A solid consists of a cone on top of a cylinder with a radius equal to that of the cone. The height of the cone is #33 # and the height of the cylinder is #13 #. If the volume of the solid is #256 pi#, what is the area of the base of the cylinder?

To find the area of the base of the cylinder, we need to first determine the radius of both the cone and the cylinder.

Let ( r ) be the radius of the cone and the cylinder.

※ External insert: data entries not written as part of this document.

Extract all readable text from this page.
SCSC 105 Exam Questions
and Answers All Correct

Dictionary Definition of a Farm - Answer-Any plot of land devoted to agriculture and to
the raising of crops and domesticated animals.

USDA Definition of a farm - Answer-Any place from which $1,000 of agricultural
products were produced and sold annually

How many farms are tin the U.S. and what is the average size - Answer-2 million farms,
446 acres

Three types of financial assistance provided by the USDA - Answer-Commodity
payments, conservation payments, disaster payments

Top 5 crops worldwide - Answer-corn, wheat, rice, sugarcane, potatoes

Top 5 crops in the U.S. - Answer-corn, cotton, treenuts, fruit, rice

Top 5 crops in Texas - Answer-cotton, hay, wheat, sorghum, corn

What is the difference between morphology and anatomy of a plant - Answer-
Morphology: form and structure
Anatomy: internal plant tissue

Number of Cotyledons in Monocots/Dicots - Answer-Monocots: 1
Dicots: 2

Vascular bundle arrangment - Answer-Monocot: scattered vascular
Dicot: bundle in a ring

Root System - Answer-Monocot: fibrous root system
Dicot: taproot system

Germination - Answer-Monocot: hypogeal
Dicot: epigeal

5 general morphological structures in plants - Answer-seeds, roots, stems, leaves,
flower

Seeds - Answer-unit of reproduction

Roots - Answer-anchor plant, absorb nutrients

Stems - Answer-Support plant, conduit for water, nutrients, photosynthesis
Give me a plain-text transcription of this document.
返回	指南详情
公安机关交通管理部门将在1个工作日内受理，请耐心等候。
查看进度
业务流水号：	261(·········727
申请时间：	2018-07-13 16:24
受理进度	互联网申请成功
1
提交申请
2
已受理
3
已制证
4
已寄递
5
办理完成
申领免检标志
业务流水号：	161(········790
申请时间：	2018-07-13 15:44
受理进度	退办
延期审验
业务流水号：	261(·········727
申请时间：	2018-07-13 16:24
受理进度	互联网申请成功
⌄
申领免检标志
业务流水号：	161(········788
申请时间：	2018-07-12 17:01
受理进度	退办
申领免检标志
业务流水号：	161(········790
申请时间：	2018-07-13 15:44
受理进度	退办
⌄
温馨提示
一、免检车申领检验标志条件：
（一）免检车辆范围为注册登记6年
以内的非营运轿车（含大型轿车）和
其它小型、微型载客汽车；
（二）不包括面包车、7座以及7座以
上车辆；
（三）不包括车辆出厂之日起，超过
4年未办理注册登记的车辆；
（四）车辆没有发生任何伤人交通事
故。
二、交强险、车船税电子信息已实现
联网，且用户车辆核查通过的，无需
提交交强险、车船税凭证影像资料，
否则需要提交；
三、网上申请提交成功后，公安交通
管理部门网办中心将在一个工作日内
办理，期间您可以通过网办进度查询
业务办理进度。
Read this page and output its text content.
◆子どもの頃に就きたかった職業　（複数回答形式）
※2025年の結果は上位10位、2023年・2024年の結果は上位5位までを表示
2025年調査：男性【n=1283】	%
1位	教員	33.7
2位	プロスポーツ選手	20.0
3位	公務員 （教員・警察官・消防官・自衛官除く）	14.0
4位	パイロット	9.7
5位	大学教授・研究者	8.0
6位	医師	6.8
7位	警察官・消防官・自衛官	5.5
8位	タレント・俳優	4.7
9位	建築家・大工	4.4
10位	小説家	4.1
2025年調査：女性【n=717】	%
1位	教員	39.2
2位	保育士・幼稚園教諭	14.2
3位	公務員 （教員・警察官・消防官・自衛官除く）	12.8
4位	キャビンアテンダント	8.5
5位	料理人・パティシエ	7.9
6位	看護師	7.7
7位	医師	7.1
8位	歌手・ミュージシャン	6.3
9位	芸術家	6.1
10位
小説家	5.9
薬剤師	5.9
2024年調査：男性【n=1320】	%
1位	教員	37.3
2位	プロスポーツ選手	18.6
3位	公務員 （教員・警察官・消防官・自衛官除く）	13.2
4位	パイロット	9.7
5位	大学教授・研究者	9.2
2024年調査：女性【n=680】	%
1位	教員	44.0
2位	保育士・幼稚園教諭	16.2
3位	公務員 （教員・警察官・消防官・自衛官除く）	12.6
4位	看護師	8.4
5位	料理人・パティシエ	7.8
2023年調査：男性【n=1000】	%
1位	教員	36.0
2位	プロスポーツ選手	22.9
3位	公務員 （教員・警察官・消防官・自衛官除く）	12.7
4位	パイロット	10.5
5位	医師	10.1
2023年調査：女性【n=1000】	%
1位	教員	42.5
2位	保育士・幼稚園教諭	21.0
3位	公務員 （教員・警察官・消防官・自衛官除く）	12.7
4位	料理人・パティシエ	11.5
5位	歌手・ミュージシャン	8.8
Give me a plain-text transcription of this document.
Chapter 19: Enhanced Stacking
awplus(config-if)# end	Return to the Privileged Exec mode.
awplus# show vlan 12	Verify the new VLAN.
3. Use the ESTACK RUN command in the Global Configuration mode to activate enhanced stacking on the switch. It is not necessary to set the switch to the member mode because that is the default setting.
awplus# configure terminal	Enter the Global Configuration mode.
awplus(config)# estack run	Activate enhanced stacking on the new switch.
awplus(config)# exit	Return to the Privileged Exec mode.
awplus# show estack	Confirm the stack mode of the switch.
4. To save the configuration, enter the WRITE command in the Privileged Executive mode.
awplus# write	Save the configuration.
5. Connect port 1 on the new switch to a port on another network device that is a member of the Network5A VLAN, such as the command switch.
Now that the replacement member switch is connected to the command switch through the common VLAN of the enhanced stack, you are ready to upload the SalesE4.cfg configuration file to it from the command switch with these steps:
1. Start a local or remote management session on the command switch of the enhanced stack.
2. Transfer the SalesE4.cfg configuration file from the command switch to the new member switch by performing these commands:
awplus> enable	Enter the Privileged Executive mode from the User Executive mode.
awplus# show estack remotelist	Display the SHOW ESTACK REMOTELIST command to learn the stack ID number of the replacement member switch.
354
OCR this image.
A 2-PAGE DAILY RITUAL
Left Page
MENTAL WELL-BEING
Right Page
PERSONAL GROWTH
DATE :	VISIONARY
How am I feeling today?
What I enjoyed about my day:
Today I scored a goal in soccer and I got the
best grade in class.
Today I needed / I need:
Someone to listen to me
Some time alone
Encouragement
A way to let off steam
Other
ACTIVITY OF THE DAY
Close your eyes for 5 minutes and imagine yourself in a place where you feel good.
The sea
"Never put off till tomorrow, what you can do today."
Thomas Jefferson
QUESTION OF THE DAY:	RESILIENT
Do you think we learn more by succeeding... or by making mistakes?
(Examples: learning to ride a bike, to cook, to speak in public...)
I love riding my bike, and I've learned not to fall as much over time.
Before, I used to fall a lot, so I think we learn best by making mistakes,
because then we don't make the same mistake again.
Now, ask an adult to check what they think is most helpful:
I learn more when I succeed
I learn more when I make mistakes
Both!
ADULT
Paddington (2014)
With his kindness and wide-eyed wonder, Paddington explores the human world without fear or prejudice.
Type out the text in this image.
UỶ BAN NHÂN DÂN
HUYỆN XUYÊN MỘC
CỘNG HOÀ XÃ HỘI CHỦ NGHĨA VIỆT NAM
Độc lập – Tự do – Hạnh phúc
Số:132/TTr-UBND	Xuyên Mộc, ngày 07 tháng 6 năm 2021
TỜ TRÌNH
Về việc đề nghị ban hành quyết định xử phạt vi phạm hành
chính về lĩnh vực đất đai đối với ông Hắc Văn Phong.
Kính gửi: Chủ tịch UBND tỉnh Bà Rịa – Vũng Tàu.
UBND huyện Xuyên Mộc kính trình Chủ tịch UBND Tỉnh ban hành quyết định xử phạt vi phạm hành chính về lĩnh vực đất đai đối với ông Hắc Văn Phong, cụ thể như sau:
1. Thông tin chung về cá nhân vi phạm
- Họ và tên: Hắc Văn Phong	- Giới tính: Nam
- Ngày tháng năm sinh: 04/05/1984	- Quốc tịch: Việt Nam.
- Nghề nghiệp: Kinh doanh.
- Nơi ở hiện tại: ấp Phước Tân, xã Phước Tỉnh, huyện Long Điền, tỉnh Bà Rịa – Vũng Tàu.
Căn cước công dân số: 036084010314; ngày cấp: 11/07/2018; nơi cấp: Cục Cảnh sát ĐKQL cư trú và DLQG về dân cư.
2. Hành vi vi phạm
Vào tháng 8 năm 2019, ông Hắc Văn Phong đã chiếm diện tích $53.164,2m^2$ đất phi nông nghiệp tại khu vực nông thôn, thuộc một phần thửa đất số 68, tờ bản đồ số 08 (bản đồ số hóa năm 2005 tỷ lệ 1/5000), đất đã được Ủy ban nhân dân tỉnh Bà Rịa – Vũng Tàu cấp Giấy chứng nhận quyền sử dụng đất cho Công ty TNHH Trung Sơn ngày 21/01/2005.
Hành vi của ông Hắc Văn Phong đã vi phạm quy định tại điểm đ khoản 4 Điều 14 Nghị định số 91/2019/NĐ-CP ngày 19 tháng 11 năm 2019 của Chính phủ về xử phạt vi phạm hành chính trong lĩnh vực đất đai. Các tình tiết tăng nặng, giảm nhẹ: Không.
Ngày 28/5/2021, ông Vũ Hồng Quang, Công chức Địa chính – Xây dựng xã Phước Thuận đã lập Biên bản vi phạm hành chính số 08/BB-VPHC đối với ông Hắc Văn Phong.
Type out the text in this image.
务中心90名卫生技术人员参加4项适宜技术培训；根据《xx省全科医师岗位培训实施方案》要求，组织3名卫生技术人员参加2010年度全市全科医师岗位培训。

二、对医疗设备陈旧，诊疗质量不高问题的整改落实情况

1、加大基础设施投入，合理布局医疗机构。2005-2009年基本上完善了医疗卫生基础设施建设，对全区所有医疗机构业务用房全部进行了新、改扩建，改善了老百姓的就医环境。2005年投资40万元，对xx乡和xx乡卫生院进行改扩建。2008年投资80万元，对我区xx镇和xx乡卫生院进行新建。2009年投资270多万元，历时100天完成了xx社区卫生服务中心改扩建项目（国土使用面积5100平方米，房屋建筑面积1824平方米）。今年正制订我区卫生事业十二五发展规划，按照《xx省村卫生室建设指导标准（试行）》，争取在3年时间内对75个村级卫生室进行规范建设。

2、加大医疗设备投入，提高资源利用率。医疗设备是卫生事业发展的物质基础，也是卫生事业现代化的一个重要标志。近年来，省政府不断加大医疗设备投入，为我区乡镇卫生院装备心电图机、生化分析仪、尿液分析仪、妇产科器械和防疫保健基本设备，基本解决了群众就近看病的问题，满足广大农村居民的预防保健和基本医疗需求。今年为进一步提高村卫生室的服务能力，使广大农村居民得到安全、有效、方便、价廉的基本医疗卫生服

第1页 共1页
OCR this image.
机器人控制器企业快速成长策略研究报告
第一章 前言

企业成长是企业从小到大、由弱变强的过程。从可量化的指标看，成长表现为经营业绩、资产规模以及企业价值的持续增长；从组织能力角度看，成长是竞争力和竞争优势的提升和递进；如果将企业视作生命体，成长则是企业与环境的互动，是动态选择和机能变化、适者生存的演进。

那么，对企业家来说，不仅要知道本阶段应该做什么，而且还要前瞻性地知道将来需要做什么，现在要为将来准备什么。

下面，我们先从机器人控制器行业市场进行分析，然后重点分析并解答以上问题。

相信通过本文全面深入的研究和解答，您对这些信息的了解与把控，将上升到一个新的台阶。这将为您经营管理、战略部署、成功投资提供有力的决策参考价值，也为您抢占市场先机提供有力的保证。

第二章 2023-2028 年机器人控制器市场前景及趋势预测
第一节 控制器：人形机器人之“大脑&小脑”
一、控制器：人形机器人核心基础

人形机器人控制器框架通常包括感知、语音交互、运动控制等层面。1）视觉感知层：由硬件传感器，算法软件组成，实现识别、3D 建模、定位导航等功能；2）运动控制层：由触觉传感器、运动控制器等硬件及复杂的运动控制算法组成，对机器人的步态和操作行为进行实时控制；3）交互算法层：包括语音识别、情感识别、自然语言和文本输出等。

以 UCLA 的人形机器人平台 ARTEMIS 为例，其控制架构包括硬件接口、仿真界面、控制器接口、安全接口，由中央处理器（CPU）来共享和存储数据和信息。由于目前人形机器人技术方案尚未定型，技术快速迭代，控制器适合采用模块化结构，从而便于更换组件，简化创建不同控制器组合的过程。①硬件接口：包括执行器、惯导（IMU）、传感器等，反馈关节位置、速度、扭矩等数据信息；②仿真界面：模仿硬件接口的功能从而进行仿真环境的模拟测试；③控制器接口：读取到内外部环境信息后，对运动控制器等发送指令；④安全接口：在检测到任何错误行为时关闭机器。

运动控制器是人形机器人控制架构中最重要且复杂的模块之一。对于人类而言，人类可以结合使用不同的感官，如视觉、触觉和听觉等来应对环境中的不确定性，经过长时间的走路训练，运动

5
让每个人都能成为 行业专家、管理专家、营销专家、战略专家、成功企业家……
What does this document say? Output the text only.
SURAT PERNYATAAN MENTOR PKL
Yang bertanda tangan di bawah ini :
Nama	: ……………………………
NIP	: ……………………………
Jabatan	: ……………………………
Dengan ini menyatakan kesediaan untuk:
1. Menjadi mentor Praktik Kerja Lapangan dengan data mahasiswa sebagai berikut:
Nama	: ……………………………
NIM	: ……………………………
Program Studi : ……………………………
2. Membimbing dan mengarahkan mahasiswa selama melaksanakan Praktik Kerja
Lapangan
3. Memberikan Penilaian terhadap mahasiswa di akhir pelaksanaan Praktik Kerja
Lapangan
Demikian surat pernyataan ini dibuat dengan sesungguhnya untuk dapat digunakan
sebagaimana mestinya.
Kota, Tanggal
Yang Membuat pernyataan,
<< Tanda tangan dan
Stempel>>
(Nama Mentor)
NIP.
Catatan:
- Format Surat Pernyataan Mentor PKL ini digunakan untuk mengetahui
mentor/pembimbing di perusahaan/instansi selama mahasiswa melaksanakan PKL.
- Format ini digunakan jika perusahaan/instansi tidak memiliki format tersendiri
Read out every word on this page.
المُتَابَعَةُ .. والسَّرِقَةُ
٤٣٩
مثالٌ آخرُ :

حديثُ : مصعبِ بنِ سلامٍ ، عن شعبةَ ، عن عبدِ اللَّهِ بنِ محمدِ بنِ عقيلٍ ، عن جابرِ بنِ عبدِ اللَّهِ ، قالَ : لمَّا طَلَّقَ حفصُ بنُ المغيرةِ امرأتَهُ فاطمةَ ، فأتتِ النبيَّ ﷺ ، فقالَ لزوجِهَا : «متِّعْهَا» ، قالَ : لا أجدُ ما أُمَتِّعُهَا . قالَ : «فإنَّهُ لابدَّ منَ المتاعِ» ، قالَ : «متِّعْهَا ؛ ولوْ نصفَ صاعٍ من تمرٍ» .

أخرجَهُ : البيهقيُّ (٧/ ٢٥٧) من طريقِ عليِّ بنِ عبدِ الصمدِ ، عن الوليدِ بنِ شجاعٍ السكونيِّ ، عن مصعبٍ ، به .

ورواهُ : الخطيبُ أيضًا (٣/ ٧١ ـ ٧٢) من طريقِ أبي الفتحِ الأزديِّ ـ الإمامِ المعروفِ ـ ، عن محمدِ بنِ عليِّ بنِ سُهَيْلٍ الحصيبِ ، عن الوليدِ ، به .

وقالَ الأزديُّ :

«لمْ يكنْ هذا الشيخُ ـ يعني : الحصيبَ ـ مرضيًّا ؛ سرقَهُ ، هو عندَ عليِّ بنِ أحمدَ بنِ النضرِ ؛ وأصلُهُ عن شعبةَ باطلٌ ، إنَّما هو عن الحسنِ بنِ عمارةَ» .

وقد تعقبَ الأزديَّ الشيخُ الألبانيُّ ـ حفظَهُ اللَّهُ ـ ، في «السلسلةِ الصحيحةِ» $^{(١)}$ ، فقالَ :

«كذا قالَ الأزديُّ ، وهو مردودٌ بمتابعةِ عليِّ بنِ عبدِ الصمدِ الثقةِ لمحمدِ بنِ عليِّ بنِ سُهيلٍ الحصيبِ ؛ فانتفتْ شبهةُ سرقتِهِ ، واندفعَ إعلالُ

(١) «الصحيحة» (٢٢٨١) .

The volume of the solid can be expressed as the sum of the volume of the cone and the volume of the cylinder:

[ V = \frac{1}{3} \pi r^2 h_{\text{cone}} + \pi r^2 h_{\text{cylinder}} ]

Given ( V = 256\pi ), ( h_{\text{cone}} = 33 ), and ( h_{\text{cylinder}} = 13 ), we can solve for ( r ).

[ 256\pi = \frac{1}{3} \pi r^2 \times 33 + \pi r^2 \times 13 ]

[ 256 = \frac{33}{3} r^2 + 13r^2 ]

[ 256 = 11r^2 + 13r^2 ]

[ 256 = 24r^2 ]

[ r^2 = \frac{256}{24} = \frac{32}{3} ]

[ r = \sqrt{\frac{32}{3}} = \frac{4\sqrt{2}}{\sqrt{3}} ]

The area of the base of the cylinder is given by ( A_{\text{cylinder}} = \pi r^2 ). Substituting the value of ( r ):

[ A_{\text{cylinder}} = \pi \left(\frac{4\sqrt{2}}{\sqrt{3}}\right)^2 ]

[ A_{\text{cylinder}} = \pi \times \frac{32}{3} ]

[ A_{\text{cylinder}} = \frac{32}{3}\pi ]

Therefore, the area of the base of the cylinder is ( \frac{32}{3}\pi ).